Ladyce 04/06/2018
Apesar de bastante conhecido por obras literárias que se tornaram filmes -- O Leitor, O Amante, O Fim de semana -- só agora li um livro de Bernhard Schlink: A Mulher na escada, traduzido do alemão por Lya Luft e publicado aqui no Brasil, no início de 2018.
Contradizendo a crença de que só se torna popular o que não tem qualidade, fiquei encantada: trama interessante, paixões de diversos matizes, complexidade de motivações.
À primeira vista, trata-se de uma disputa de amor: três homens apaixonados por uma mulher. Peter Gundlach, um industrial, pede ao pintor Karl Schwind, que retrate sua esposa, Irene. Na tela Irene aparece nua, descendo uma escadaria. Durante a pintura, à maneira de Pigmaleão, Karl Schwind se apaixona por Irene, que foge e vai morar com ele. No contrato entre os dois homens está a cláusula de que o pintor é obrigado a restaurar a tela se essa se danificar, para que não perca qualidade nem valor. Um advogado é contratado para examinar a questão dos repetidos danos à obra que forçam o pintor a continuamente restaurar o retrato da mulher na escada. Karl Schwind defende que Peter Gundlach danificava a tela propositadamente. O advogado chamado, nosso narrador, que permanece sem nome através da trama, é o terceiro homem a se apaixonar por Irene e só começa a nos contar a história quando muitos anos mais tarde, bem depois do desfecho do caso, ele visita uma galeria de arte e vê o quadro da mulher na escada exposto aos visitantes. Sente-se então tentado a localizar Irene e quando o faz, refletem juntos sobre o passado. A história é concluída de maneira coesa, complexa e inesperada. A trama é admiravelmente
desenvolvida, em ritmo envolvente e em poucas páginas.

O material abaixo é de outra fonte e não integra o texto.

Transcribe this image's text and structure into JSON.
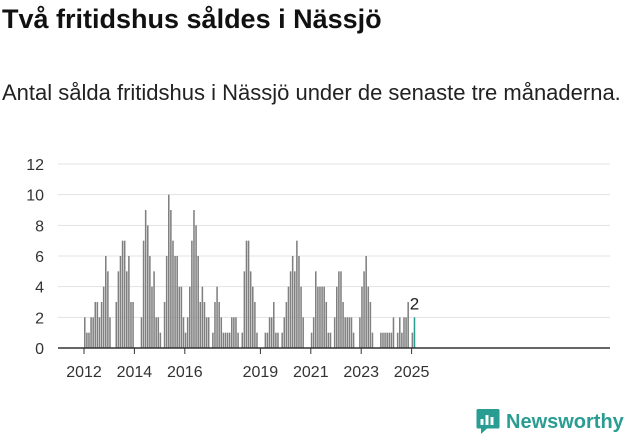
{
  "title": "Två fritidshus såldes i Nässjö",
  "subtitle": "Antal sålda fritidshus i Nässjö under de senaste tre månaderna.",
  "brand": {
    "name": "Newsworthy",
    "color": "#2a9d92"
  },
  "chart_data": {
    "type": "bar",
    "title": "",
    "xlabel": "",
    "ylabel": "",
    "ylim": [
      0,
      12
    ],
    "yticks": [
      0,
      2,
      4,
      6,
      8,
      10,
      12
    ],
    "x_tick_labels": [
      "2012",
      "2014",
      "2016",
      "2019",
      "2021",
      "2023",
      "2025"
    ],
    "grid": "horizontal",
    "bar_color": "#808080",
    "highlight_color": "#2a9d92",
    "start": "2012-01",
    "interval": "month",
    "values": [
      2,
      1,
      1,
      2,
      2,
      3,
      3,
      2,
      3,
      4,
      6,
      5,
      2,
      0,
      0,
      3,
      5,
      6,
      7,
      7,
      5,
      6,
      3,
      3,
      0,
      0,
      0,
      2,
      7,
      9,
      8,
      6,
      4,
      5,
      2,
      2,
      1,
      0,
      3,
      6,
      10,
      9,
      7,
      6,
      6,
      4,
      4,
      2,
      1,
      2,
      4,
      7,
      9,
      8,
      6,
      3,
      4,
      3,
      2,
      2,
      0,
      1,
      3,
      4,
      3,
      2,
      1,
      1,
      1,
      1,
      2,
      2,
      2,
      1,
      0,
      1,
      5,
      7,
      7,
      5,
      4,
      3,
      1,
      0,
      0,
      0,
      1,
      1,
      2,
      2,
      3,
      1,
      1,
      0,
      1,
      2,
      3,
      4,
      5,
      6,
      5,
      7,
      6,
      4,
      2,
      0,
      0,
      0,
      1,
      2,
      5,
      4,
      4,
      4,
      4,
      3,
      1,
      1,
      0,
      2,
      4,
      5,
      5,
      3,
      2,
      2,
      2,
      2,
      1,
      0,
      0,
      2,
      4,
      5,
      6,
      4,
      3,
      1,
      0,
      0,
      0,
      1,
      1,
      1,
      1,
      1,
      1,
      2,
      0,
      1,
      2,
      1,
      2,
      2,
      3,
      0,
      1,
      2
    ],
    "last_value_label": "2"
  }
}
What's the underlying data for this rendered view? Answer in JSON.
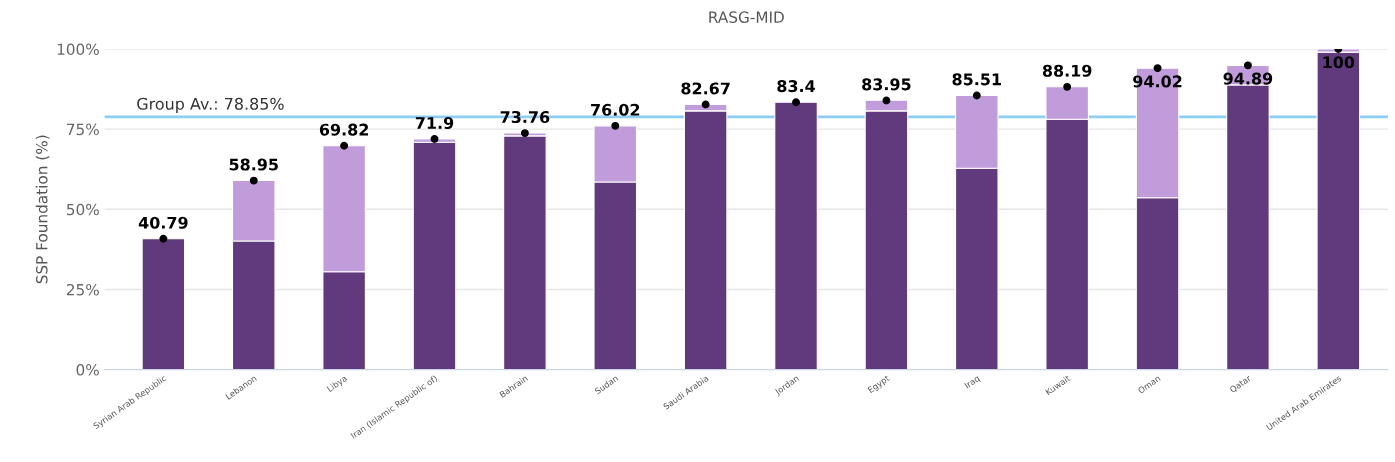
{
  "chart_data": {
    "type": "bar",
    "title": "RASG-MID",
    "ylabel": "SSP Foundation (%)",
    "categories": [
      "Syrian Arab Republic",
      "Lebanon",
      "Libya",
      "Iran (Islamic Republic of)",
      "Bahrain",
      "Sudan",
      "Saudi Arabia",
      "Jordan",
      "Egypt",
      "Iraq",
      "Kuwait",
      "Oman",
      "Qatar",
      "United Arab Emirates"
    ],
    "stacked": true,
    "series": [
      {
        "color": "#603a7d",
        "values": [
          40.8,
          40.1,
          30.5,
          70.9,
          72.9,
          58.5,
          80.7,
          83.4,
          80.7,
          62.8,
          78.1,
          53.6,
          88.8,
          99.0
        ]
      },
      {
        "color": "#c09cdb",
        "values": [
          null,
          18.9,
          39.3,
          1.0,
          0.9,
          17.5,
          2.0,
          null,
          3.3,
          22.7,
          10.1,
          40.4,
          6.1,
          1.0
        ]
      },
      {
        "type": "scatter",
        "color": "#000000",
        "data_labels": true,
        "values": [
          40.79,
          58.95,
          69.82,
          71.9,
          73.76,
          76.02,
          82.67,
          83.4,
          83.95,
          85.51,
          88.19,
          94.02,
          94.89,
          100
        ]
      }
    ],
    "ylim": [
      0,
      100
    ],
    "yticks": [
      {
        "value": 0,
        "label": "0%"
      },
      {
        "value": 25,
        "label": "25%"
      },
      {
        "value": 50,
        "label": "50%"
      },
      {
        "value": 75,
        "label": "75%"
      },
      {
        "value": 100,
        "label": "100%"
      }
    ],
    "grid": "y",
    "ref_lines": [
      {
        "axis": "y",
        "value": 78.85,
        "label": "Group Av.: 78.85%",
        "color": "#8ecdf5"
      }
    ]
  }
}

A mulher na escada, para mim, não parou aí. O desenrolar da história, a complexidade dos temas e o acerto de contas final com exposição de traições em um passado longínquo, lembram-me a obra prima de Sándor Márai, As brasas, mas em prosa mais leve e dinâmica. Diferente deste último, o livro de Bernhard Schlink cai como uma luva nos arquétipos descritos e desenvolvidos pelo psiquiatra Carl Jung. Irene é uma sedutora que desliza de um relacionamento ao outro. Usa da sexualidade. E, escorregadia, não se compromete mantendo a independência como pode. Goza de poder, fascina e amedronta. “Ela sabia se controlar, sabia se impor. Não me ocorria nada que pudesse leva-la a matar. Mesmo que seu segundo marido a visse apenas como um troféu, como o primeiro, mesmo que seu amante seguinte tivesse querido usá-la novamente, se o chefe cujos avanços ela recusara a tinha rebaixado de posto, ou o vizinho a havia assediado na escada, Irene teria sabido se defender de tudo isso [97]”. Como a sereia do arquétipo, ela serve de porta de entrada para o inconsciente dos homens que fascina. Cada qual irá fantasiar sua existência com Irene de maneira diferente. Mas ela se preserva, como o ser sobrenatural que enfeitiça, ela escapa ilesa de todos os relacionamentos.
Como se não bastasse, Bernhard Schlink, aborda temas feministas, como a visão masculina da mulher como objeto, e também nos faz pensar sobre os direitos legais de uma obra de arte. Este é um livro que abre muitas portas para uma boa discussão, da mitologia grega ao feminismo, da psicologia aos direitos das obras de arte: a quem pertencem. Schlink não oferece soluções, mas brilha no levantar das questões. Uma excelente e rápida leitura.